Apple / music / IHEART: PLAY & LISTEN TO MUSIC
REVIEW
iHeartRadio is still the easiest way to put a real radio station in your pocket.
Free live broadcast streams, a vast podcast library, and a custom-station builder that has aged better than the rest of the iHeart product family.
BY THE APP COMRADE DESK · MAY 10, 2026 · 4 MIN READ
iHeart: Play & Listen to Music
IHEARTMEDIA MANAGEMENT SERVICES, INC.
OUR SCORE
7.4
APPLE
★ 4.8
PRICE
Free
Streaming music apps spent the last decade pretending radio was over. Spotify built playlists, Apple Music built a magazine, Tidal chased high-resolution audio, and somewhere underneath all of it iHeartRadio kept doing the one thing none of them did — pipe a live broadcast from a real station, in a real city, into a phone for free.
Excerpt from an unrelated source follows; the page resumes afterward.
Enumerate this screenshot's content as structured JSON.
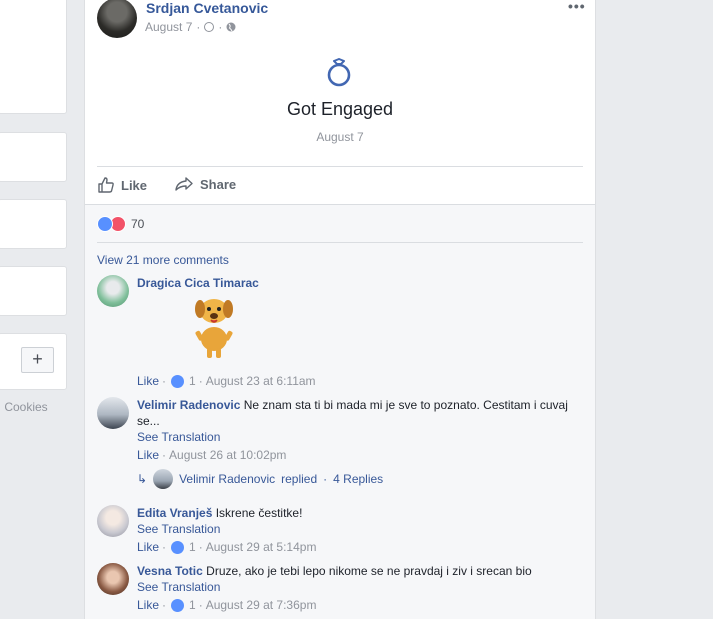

That clarity of purpose is why the app has outlived more than one competitor that had better design. Where TuneIn chases sports rights and Audacy chases its own merger, iHeart still treats the AM/FM dial as the product. The custom-station builder is a useful second act, the podcasts side is a competent third, but the reason to install this app is the same in 2026 as it was in 2009.
What’s changed is the upsell. The free tier is still the headline, but the app now spends more screen real estate reminding you that Plus and All Access exist than any version before it. Tolerate that and the core experience is still the best free radio app on iOS.
Where TuneIn chases sports rights and Audacy chases its own merger, iHeart still treats the AM/FM dial as the product.
FEATURES
The app does three things. It streams live broadcasts from thousands of US AM/FM stations the moment you tap one — no account, no preroll past the first ad — and the same player handles iHeart's own digital-only stations alongside them. It hosts a podcast catalogue that's effectively every major US talk and true-crime show plus the iHeartPodcasts originals. And it builds an artist-seeded custom station in the Pandora mould: pick Taylor Swift, get a station that mixes her catalogue with adjacent pop.
CarPlay support is the part most people actually use it for. Hand off from phone to car is one tap, the lock-screen player surfaces station art and skip controls, and Siri can resume your last station with a voice command. There are Bose SoundTouch presets, Sonos casting, and an Alexa skill that takes "play KQED" and resolves it correctly more often than not.
iHeart Plus and iHeart All Access sit on top as paid tiers — unlimited skips, on-demand song play from the radio buffer, offline downloads on the upper tier. The free experience runs with audio ads between songs on custom stations and a banner ad in the player.
MISSION ACCOMPLISHED
The live radio side is the genuine win. Search "WFAN" or "KEXP" and you're listening in under five seconds, with the station's actual current broadcast — DJs, traffic, the local Honda dealer ad — not a curated stream pretending. For anyone who moved away from a hometown station, or who wants their morning commute show on a treadmill in another time zone, nothing else does this as cleanly on iOS.
The podcast experience has caught up to where it needs to be. Variable speed, sleep timer, chapter markers when the show provides them, sync across devices via the iHeart account. It is not Overcast or Pocket Casts, but it is a credible default for people who already use iHeart for music.
ROOM TO IMPROVE
The free tier's ad load on custom stations is heavier than Pandora's or Spotify's, and the skip cap still bites in the first ten minutes of listening. The upsell prompts to iHeart Plus appear inside the now-playing screen, which makes the player feel like an upsell surface as much as a player.
The library has gaps that competitors don't. Tens of thousands of non-US stations live on TuneIn but not here, so this is functionally a domestic app. The recommendation engine on custom stations is conservative — pick a 1970s soft-rock seed and you'll hear the same forty songs in rotation for weeks. Search treats station call signs, podcast titles, and song artists as the same input, which produces some genuinely confusing result pages.
CONCLUSION
Install iHeartRadio if you care about US terrestrial radio and want it on your phone and in your car without paying anything. Pay for Plus only if the skip cap and ads on custom stations actively annoy you — for live radio and podcasts, the free tier is the whole product. Anyone outside the US should stick with TuneIn; anyone who wants serious music discovery should stick with Spotify or Apple Music.